Evaluation of large cell processing with cardiomyocytes. (A) Microscopic observations of cardiomyocytes following trypsinization (cell diameter of 20–35 µm). (B) Microscopic observations of cardiomyocytes following coupling procedure (red arrows indicate cells, green arrows indicate beads). (C) 2D projections of data from two subsamples (PCR tubes) from the same cardiomyocyte sample preparation. (D) Gene expression of RYR2 (cardiomyocyte enriched gene) and (E) CALD1 gene expression (smooth muscle cell enriched gene). (F) Estimated cell quantities obtained from numbers of cell-bead complexes (for all 10,000 input cells), observed bead recovery rate (for each PCR tube, max 12.5% for each of 8 PCR tubes), and transcript/gene counts per analyzed cell at average 50,000 raw reads per cell.
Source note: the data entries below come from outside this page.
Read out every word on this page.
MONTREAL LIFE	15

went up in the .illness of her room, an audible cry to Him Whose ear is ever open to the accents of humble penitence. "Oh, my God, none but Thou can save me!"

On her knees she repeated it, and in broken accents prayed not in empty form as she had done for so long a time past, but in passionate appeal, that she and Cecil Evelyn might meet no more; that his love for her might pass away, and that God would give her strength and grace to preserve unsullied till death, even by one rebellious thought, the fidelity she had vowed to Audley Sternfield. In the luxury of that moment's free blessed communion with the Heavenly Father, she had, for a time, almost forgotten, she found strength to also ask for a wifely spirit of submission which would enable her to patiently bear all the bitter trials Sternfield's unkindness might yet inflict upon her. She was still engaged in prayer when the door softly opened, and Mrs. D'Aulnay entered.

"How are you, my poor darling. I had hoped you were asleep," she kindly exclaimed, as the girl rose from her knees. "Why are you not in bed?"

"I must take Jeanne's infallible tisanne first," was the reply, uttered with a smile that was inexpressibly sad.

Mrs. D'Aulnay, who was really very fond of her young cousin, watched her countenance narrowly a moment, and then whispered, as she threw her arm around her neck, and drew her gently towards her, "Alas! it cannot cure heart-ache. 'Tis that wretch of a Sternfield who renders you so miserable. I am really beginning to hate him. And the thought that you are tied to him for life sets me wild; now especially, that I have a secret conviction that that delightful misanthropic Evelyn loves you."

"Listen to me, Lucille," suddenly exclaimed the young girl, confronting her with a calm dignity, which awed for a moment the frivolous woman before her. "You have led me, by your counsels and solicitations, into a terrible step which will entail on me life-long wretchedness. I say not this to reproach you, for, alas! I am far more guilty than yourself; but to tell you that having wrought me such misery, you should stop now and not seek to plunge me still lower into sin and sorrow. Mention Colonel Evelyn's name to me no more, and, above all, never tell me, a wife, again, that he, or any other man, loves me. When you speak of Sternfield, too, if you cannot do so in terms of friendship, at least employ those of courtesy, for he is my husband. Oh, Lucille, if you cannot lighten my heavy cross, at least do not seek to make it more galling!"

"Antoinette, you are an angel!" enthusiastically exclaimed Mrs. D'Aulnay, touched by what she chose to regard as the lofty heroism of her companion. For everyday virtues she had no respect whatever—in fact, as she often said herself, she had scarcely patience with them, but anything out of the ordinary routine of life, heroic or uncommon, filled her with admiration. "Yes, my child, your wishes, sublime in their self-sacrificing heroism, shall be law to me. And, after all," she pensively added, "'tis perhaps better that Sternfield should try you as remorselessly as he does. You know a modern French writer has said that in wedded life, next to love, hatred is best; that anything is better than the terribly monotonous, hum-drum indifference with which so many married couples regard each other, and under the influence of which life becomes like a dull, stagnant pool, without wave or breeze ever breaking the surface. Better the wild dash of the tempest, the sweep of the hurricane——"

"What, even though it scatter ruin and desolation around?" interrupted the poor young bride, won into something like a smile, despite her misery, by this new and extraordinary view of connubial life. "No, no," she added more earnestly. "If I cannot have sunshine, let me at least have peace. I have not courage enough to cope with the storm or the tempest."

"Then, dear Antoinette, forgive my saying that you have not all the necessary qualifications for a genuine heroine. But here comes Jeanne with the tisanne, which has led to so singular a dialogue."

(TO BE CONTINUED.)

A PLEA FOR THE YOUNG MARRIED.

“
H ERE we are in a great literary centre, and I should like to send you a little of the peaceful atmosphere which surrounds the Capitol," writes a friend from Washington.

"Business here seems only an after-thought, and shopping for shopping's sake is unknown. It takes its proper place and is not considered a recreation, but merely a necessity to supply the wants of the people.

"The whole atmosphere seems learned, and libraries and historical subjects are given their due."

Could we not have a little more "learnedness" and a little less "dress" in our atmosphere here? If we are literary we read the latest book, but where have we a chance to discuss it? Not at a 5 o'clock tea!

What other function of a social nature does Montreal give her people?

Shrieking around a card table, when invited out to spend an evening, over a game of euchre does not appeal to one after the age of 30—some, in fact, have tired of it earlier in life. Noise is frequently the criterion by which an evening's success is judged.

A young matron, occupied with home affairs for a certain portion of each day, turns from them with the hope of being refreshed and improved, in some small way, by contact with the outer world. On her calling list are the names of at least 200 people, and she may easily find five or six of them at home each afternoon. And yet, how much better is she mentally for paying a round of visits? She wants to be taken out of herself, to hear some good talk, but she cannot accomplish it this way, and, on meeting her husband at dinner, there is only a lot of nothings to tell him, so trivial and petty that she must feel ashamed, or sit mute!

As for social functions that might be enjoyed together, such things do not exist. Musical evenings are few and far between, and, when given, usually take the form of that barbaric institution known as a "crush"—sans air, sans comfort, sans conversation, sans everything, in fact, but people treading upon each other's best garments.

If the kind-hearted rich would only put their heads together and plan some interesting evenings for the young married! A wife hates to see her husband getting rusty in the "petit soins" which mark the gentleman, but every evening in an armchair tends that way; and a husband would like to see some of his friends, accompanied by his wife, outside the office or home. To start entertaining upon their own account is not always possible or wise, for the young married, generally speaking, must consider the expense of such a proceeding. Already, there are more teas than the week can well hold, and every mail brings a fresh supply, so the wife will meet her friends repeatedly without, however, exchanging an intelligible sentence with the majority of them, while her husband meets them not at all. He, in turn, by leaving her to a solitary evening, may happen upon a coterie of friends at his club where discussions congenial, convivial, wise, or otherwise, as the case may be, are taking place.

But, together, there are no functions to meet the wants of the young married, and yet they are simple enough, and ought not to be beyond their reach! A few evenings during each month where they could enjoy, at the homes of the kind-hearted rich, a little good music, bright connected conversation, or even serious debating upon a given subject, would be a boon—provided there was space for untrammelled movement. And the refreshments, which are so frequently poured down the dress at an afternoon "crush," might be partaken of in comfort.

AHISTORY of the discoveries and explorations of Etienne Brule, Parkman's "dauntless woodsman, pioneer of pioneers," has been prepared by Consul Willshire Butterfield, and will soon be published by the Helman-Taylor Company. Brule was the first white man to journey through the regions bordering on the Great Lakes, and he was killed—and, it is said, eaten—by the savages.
Sequencing data was processed according to Methods, section “RevGel-seq sample preparation workflow” by the pre-processing analysis pipeline of Cytonaut, which automatically detects the analyzed cells.

Figure 5

Freezing samples at an early stopping point during RevGel-seq protocol does not modify scRNA preparation performances. (A) Schematic representation of the timing differences between the “Control” and “Early stop” samples (see “Methods” for specific steps). “Control” samples were obtained by freezing the RT reaction mixture at − 20 °C overnight, while “Early stop 80 °C” and “Early stop dry ice” samples were obtained by freezing (either at − 80 °C or in dry ice, respectively) immediately after applying lysis buffer to the hydrogel. The RevGel-seq protocol was resumed on a subsequent day for all samples. (B) Comparison of performance indicators between the tested conditions (average of 3 PCR tubes for each condition). Gene and transcript counts per analyzed cell at 50,000 raw reads per cell with raw read downsampling. (C,D) Projection of scRNA-seq data on 2D (UMAP) of the pooled samples (pool of data from 1 PCR tube for all 3 conditions), shown per condition (C) and per determined cell species (D). (“undefined” corresponds to cells with a cell barcode purity lower than 95%; see Methods section “Pre-processing pipeline”, iii). With respect to cell capture yields, obtained cell species proportions were as follows: human 45.8%, mouse 49.9%, undefined 4.3% (Control sample); human 48.6%, mouse 52.5%, undefined 3.9% (Early stop dry ice); and human 46.2%, mouse 48.4%, undefined 5.4% (Early stop − 80 °C).